Okay. so boredom from work...but let me share my latest dream. ~dreams which i'm not used to having! ~ Here it is:
I wake up panicked. Very Dorothy Style I feel like " you were there and you were there..."
So the weird scenario: I'm with my Ex, weird- but almost understandable. He popped up on my Buddy List
- so i'm with him going to a music class being taught by Mr. Someone!
It gets weirder. In the class is my other Ex Fiance, the Dentist.
Yeah ToTo he's not in Kansas or Cali anymore.
So we walk into the class, and all these men in my life are playing guitar. None of these guys play Guitar!!!
Well, Mr. Someone is running class and is trying to get everyone to play The star Spangled Banner. (Seriously don't ask me
what I was smoking.) So "The Class" doesnt take this seriously-Who would?- and this upsets Mr. Someone.
Now here comes the climax. Mr Someone demands pop quiz style for everyone to start performing individually
So...individual performances. A girl goes up to Mr. Someone and says she doesnt want to perform or rather can't.
So Mr. Someone turns on her and says he's going to fail her. Somehow he also makes an causation that because she's an Educatio
Major of not being able to perform. At this remark, this poor female begins sobbing and runs out to the hallway.
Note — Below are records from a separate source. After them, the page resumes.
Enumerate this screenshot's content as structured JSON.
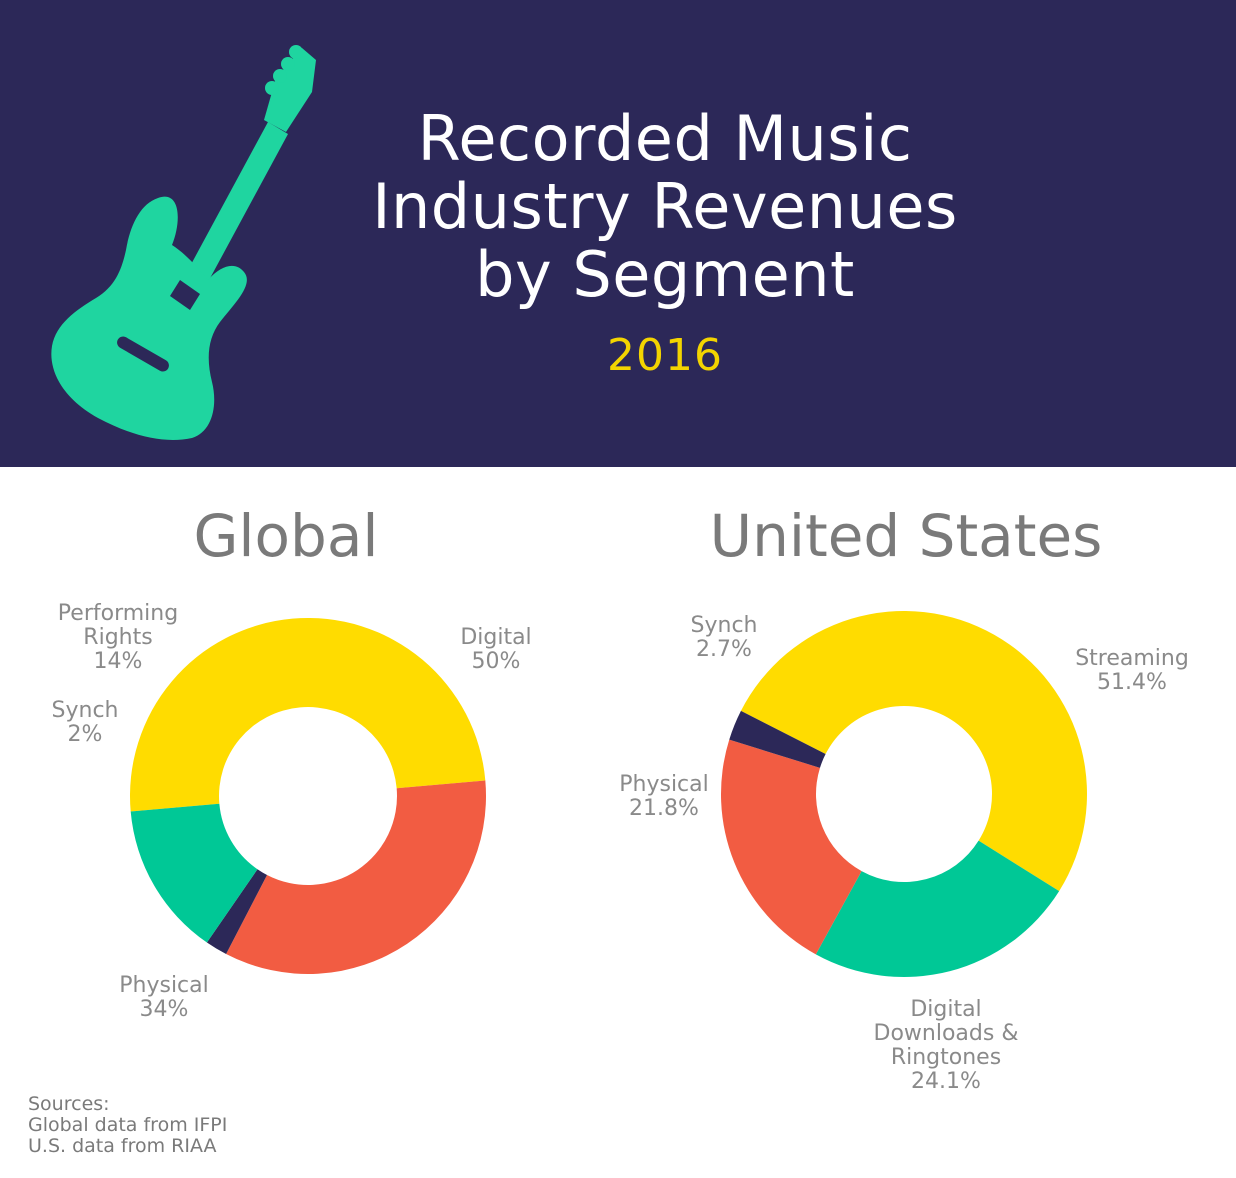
{
  "header": {
    "title_line1": "Recorded Music",
    "title_line2": "Industry Revenues",
    "title_line3": "by Segment",
    "year": "2016"
  },
  "colors": {
    "background_header": "#2c2858",
    "yellow": "#ffdc00",
    "teal": "#00c896",
    "red": "#f25c42",
    "navy": "#2c2858",
    "year": "#f3d400",
    "guitar": "#1fd5a0"
  },
  "chart_data": [
    {
      "type": "pie",
      "title": "Global",
      "slices": [
        {
          "label": "Digital",
          "value": 50,
          "value_label": "50%",
          "color": "#ffdc00"
        },
        {
          "label": "Physical",
          "value": 34,
          "value_label": "34%",
          "color": "#f25c42"
        },
        {
          "label": "Synch",
          "value": 2,
          "value_label": "2%",
          "color": "#2c2858"
        },
        {
          "label": "Performing Rights",
          "value": 14,
          "value_label": "14%",
          "color": "#00c896"
        }
      ]
    },
    {
      "type": "pie",
      "title": "United States",
      "slices": [
        {
          "label": "Streaming",
          "value": 51.4,
          "value_label": "51.4%",
          "color": "#ffdc00"
        },
        {
          "label": "Digital Downloads & Ringtones",
          "value": 24.1,
          "value_label": "24.1%",
          "color": "#00c896"
        },
        {
          "label": "Physical",
          "value": 21.8,
          "value_label": "21.8%",
          "color": "#f25c42"
        },
        {
          "label": "Synch",
          "value": 2.7,
          "value_label": "2.7%",
          "color": "#2c2858"
        }
      ]
    }
  ],
  "labels": {
    "global": {
      "digital_1": "Digital",
      "digital_2": "50%",
      "performing_1": "Performing",
      "performing_2": "Rights",
      "performing_3": "14%",
      "synch_1": "Synch",
      "synch_2": "2%",
      "physical_1": "Physical",
      "physical_2": "34%"
    },
    "us": {
      "synch_1": "Synch",
      "synch_2": "2.7%",
      "streaming_1": "Streaming",
      "streaming_2": "51.4%",
      "physical_1": "Physical",
      "physical_2": "21.8%",
      "downloads_1": "Digital",
      "downloads_2": "Downloads &",
      "downloads_3": "Ringtones",
      "downloads_4": "24.1%"
    }
  },
  "sources": {
    "line1": "Sources:",
    "line2": "Global data from IFPI",
    "line3": "U.S. data from RIAA"
  }
}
Realising his error Teacher goes to console her. I,however- being so upset, push homeboy out of the way and tell him "Don't
even. You've done enough." Apparently very tough in this dream. (Right) so I go and console this girl.
Girl is just so sad. I tell her he can't treat her like that... and I wake up mortified at how awful Mr. Someone appeared.
I wake up hot, sweaty, and confused. I am so alarmed, I lay back in bed, close my eyes shut and wish a small wish that even
my subconsious thought up such meanness.
So, the question is being begged. What does it all mean? Why am I dreaming suddenly? Am I just overworked? Thinking too much?
Defense mechanism against Catching Feelings? How do I feel.
Here's what happened. i got up. i showered.
I went to work. got bored off my mind.
So what does it all mean? it means i dream now. it means i'm normal. overall, it means nothing.